Environ un siècle plus tôt, en 1453, le sorcier français Guillaume Edelin avait avoué cette pratique consistant à voler sur des balais, mentionnant notamment «mère âgée chevauche un manche à balai et fouette la cheminée et sort de la maison. ”Inutile de dire que dans ce cas, sa mère âgée n’était probablement pas la seule à prendre part aux hallucinogènes. Et, comme Andres De Laguna l’a noté plus haut, les personnes sous l’influence de ces drogues semblaient croire fermement que ce qu’elles voyaient dans leurs hallucinations était bien réel, même après la fin de tout.

Cet effet «ascendant» reflète les exploits les plus modernes de Gustav Schenk, qui a décrit son expérience avec l'un des ingrédients apparemment les plus communs de la sorcière, henbane, dans les années 1960: «J'ai eu une sensation de vol enivrante. . . Je me suis envolé où mes hallucinations. . . tourbillonnait. "Il n'a pas dit comment le médicament était administré, ni si un balai était impliqué ou non ...

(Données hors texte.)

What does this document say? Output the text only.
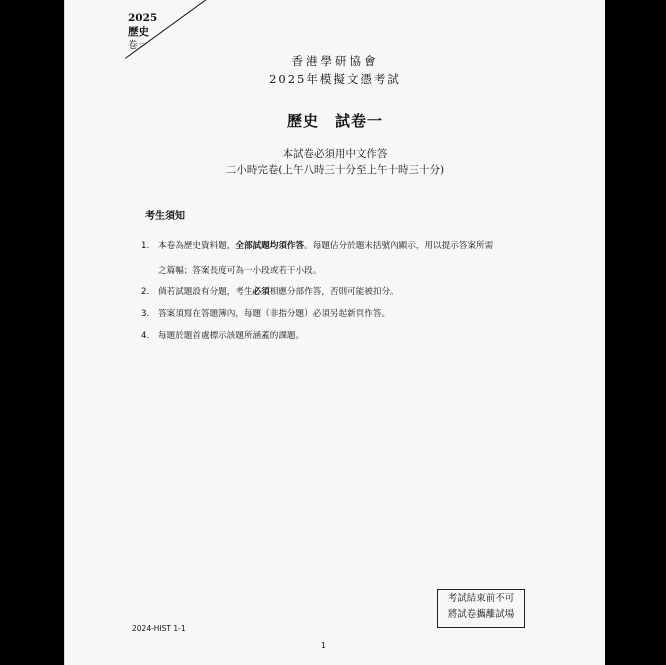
2025
歷史
卷一
香港學研協會
2025年模擬文憑考試
歷史　試卷一
本試卷必須用中文作答
二小時完卷(上午八時三十分至上午十時三十分)
考生須知
1. 本卷為歷史資料題，全部試題均須作答。每題佔分於題末括號內顯示，用以提示答案所需
之篇幅；答案長度可為一小段或若干小段。
2. 倘若試題設有分題，考生必須相應分部作答，否則可能被扣分。
3. 答案須寫在答題簿內，每題（非指分題）必須另起新頁作答。
4. 每題於題首處標示該題所涵蓋的課題。
考試結束前不可
將試卷攜離試場
2024-HIST 1-1
1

En fin de compte, il est difficile de déterminer à quel point la pratique littérale consistant à utiliser des balais à cette fin a été généralisée. Nombre des récits concernent des personnes qui ont été interrogées, souvent de manière brutale. En outre, les comptes ont été enregistrés et analysés par des observateurs intrinsèquement biaisés. Néanmoins, on pense que ces récits sont à l’origine de l’idée des sorcières volant sur des balais. Alors la vieille blague de "Pourquoi les sorcières volent-elles sur des balais?" -Pour se défoncer! »Est aussi étonnamment précis.

Faits bonus:

  • Avant que l'idée de voler sur des balais ne devienne la norme, les premières représentations datant des XVe et XVIe siècles montraient des sorcières volant sur toutes sortes d'objets ménagers autres que le balai, tels que des fourchettes, des tabourets et même des placards.
  • Selon les estimations, entre 50 000 et 200 000 personnes ont été exécutées au cours des différentes chasses aux sorcières.
  • Un certain nombre de religions utilisent des hallucinogènes dans leurs rituels. En 2006, la Cour suprême des États-Unis a statué que la prise de l'ayahuasca hallucinogène par des membres de la religion O Centro Espirita Beneficiente Uniao do Vegetal était une pratique religieuse protégée.